Reşit olmayan küçüğün vesayet altına alınması hususu, 4721 Sayılı Türk Medeni Kanunu’nun 404.maddesinde vesayet başlığı kapsamında düzenlenmiştir. Bu maddenin 1.fıkrası şu şekildedir:

‘’Velâyet altında bulunmayan her küçük vesayet altına alınır.’’

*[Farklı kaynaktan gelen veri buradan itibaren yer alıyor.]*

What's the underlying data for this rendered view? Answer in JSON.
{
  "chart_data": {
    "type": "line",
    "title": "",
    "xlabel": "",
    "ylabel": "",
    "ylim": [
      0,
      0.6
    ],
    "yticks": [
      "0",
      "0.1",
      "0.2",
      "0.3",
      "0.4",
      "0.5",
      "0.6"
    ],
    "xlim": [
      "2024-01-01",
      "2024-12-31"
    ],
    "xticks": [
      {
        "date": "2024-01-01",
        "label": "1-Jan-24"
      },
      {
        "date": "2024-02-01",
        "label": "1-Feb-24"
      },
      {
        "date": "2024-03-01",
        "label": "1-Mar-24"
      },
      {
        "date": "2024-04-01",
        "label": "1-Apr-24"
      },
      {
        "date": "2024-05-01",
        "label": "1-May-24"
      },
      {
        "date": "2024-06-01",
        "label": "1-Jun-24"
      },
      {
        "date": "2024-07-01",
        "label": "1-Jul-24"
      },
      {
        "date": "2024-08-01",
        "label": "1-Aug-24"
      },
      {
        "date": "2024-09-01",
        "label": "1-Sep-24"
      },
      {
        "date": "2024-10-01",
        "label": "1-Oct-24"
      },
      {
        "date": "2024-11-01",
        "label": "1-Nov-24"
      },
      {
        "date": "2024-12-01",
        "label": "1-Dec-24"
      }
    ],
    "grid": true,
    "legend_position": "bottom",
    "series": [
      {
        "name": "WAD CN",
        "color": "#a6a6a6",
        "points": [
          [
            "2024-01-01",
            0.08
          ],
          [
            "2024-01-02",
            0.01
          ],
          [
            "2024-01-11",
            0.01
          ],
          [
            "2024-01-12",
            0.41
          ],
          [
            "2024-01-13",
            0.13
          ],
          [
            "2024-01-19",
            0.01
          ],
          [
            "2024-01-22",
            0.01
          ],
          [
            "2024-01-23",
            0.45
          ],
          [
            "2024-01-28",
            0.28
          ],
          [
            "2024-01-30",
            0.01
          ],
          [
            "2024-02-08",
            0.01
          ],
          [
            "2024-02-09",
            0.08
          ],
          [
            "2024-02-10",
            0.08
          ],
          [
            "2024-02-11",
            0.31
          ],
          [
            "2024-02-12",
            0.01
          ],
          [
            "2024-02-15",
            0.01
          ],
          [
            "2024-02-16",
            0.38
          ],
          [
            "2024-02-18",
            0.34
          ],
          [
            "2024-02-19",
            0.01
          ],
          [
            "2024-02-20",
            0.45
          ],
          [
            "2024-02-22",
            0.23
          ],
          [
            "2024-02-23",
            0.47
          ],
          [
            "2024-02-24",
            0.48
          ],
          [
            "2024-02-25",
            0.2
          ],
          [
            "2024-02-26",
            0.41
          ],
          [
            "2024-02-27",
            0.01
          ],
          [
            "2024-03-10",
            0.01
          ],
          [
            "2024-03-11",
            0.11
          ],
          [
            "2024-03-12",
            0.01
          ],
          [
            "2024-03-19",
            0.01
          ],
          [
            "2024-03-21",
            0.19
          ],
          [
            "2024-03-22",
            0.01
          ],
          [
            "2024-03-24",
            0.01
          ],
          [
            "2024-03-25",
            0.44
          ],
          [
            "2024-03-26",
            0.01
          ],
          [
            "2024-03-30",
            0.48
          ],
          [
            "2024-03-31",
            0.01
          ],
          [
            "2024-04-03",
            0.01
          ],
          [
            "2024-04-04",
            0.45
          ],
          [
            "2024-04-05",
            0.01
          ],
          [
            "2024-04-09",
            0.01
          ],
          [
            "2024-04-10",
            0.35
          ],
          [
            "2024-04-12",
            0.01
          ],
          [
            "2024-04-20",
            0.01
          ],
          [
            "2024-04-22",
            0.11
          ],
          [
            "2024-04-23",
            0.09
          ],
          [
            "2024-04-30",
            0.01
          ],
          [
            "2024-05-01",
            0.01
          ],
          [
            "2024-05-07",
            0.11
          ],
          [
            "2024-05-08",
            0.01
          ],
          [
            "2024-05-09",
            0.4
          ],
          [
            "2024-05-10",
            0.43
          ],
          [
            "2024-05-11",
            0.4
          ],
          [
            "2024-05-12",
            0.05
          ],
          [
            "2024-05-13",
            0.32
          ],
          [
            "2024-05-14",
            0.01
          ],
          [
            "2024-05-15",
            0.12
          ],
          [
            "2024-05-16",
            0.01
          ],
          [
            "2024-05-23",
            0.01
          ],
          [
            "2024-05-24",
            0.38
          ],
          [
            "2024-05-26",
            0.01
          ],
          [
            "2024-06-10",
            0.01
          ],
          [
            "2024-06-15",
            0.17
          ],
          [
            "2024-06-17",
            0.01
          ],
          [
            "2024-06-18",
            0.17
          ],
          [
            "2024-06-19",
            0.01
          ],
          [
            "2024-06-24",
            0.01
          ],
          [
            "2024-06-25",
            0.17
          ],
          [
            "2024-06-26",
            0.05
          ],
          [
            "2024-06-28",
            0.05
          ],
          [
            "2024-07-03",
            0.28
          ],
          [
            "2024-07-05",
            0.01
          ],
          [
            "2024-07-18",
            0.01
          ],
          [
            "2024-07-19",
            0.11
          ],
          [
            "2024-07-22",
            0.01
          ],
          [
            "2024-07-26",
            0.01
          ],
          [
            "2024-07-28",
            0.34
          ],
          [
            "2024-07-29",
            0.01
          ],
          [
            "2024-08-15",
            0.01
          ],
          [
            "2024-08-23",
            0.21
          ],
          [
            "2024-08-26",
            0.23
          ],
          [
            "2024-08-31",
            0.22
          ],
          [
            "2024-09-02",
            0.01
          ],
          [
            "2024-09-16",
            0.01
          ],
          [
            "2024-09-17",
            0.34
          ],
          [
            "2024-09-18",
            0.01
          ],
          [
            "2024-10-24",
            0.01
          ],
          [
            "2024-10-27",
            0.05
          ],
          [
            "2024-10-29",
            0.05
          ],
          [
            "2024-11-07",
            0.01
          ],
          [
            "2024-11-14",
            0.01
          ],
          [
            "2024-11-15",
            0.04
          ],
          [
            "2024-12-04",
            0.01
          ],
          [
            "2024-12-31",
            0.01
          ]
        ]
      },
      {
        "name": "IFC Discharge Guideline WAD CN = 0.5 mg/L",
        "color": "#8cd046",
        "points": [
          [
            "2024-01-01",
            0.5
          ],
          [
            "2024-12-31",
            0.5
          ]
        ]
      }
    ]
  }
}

Zira Türk Hukukuna göre, 18 yaşından küçük olan her çocuğun bir kanuni temsilcisi bulunmalıdır. Mahkeme kararına gereğince velayet altına alınan, reşit olmayan küçüğün kanuni temsilcisi velidir. Bu husus ortak velayet ya da anne veya babanın velayet sahibi olmasıyla sonuçlanır. Küçüğün anne ve babasının velayet haklarının kaldırılması, küçüğün evlilik dışında doğup da baba tarafından tanınmaması durumunda, ayrıca velayetinin de anneye verilmemesi,  anne ve babanın vefat etmesi veya gaipliği, boşanma davası neticesinde küçüğün velayetinin anne veya babaya bırakılmaması ve velayet sahibi olan anne ve babanın kısıtlanması sonuçları da zaman içinde doğabilir. Bu neticelerden birinin gerçekleşmesi durumunda, reşit olmayan küçük artık velayet altında olmayacaktır. Bu durumda ise, vesayet hususu tartışılmaya başlanacaktır. Yani, velayet altında bulunmayan her küçüğe vasi atanmaktadır.

Türk Medeni Kanunu’nun 404.maddesinin 2.fıkrası ise şöyledir:

‘’Görevlerini yaparlarken vesayeti gerektiren böyle bir halin varlığını öğrenen nüfus memurları, idari makamlar, noterler ve mahkemeler, bu durumu hemen yetkili vesayet makamına bildirmek zorundadırlar.’’

Küçüğe vasi atanması davalarında yetkili mahkeme, reşit olmayan küçüğün yerleşim yerindeki mahkeme olup; görevli mahkeme ise sulh hukuk mahkemeleridir. Bu davalar hasımsız olarak açılmalıdır.

Atanmış olan vasinin sorumluluğu hususu ise Türk Medeni Kanunu’nun 467.maddesinde düzenlenmiştir. Bu maddeye göre:

‘’Vasi, görevini yerine getirirken kusurlu davranışıyla vesayet altındaki kişiye verdiği zarardan sorumludur. Kayyım ve yasal danışmanlar hakkında da aynı hüküm uygulanır.’’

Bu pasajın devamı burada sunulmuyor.